25 février 2020

Comprendre pourquoi ils mentent et pourquoi ils s’en tirent


Au lieu d’une introduction normale, voici l’estimation, en constante évolution, des dommages causés par l’attaque iranienne contre la base militaire US en Irak.

Le Pentagone a recommencé. Grâce à CNN, bien sûr. Voici les «dernières nouvelles» : Plus de 100 militaires américains ont été diagnostiqués avec de légères lésions cérébrales traumatiques à la suite de l'attaque iranienne au missile du 8 janvier sur la base militaire d'Al Asad en Irak, selon un responsable américain connaissant les dernières informations.

Sur son site Internet, le colonel Cassad a proposé, disons, une « évolution » de la vérité telle que rapportée par les États-Unis, au fil des jours :

X signifie «victimes survivantes» Y signifie «morts»
  1. X = 0, Y = 0
  2. X = 11, Y = 0
  3. X = 34, Y = 0
  4. X = 50, Y = 0
  5. X = 64, Y = 0
  6. X = 109, Y = 0
  7. X> ​​200, Y> 80 ?
Cette dernière ligne est, bien sûr, hypothétique, mais au moment de la rédaction, nous sommes déjà à 109 victimes !

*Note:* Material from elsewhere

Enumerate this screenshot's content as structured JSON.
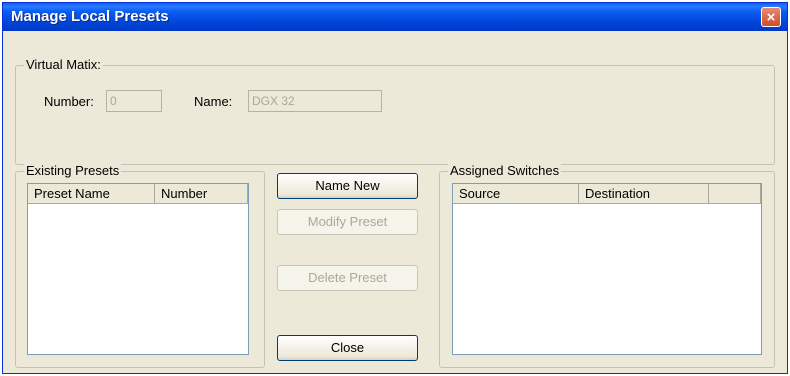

Notez que si le nombre de blessés survivants augmente régulièrement, il n’y a pas d’augmentation correspondante du nombre de morts, pour eux tout ce que nous avons, ce sont des «accidents d’avion» – tous, nous dit-on, accidentels. Demandez à n’importe quel spécialiste, ou historien militaire, il vous dira que ce type d‘«évolution» est extrêmement improbable – voir ici pour une discussion. En termes simples – ce genre de chiffres est à l’évidence impossible, ce qui signifie qu’à partir du moment où l’Idiot en chef a tweeté «jusqu’ici tout va bien», les États-Unis mentaient déjà : Tout va bien ! Des missiles ont été lancés depuis l'Iran sur deux bases militaires situées en Irak. L'évaluation des pertes et des dommages est en cours. Jusqu'ici tout va bien ! Nous avons de loin les militaires les plus puissants et les mieux équipés du monde ! Je ferai une déclaration demain matin. - Donald J. Trump (@realDonaldTrump) 8 janvier 2020

Y a-t-il vraiment quelqu’un par ici qui niera que le gouvernement américain ment à peu près sur tout et n’importe quoi ? Et ce n’est pas seulement le pouvoir exécutif, le Congrès ment peut-être encore plus – les deux partis, bien sûr. En fait, je dirais que mentir est à la fois nécessaire et attendu de tout politicien américain. Quand quelqu’un, comme Tulsi Gabbard ou Ron Paul, ne respecte pas cette règle, les médias le disqualifient immédiatement comme «agent de Poutine» ou quelque chose de tout aussi insipide.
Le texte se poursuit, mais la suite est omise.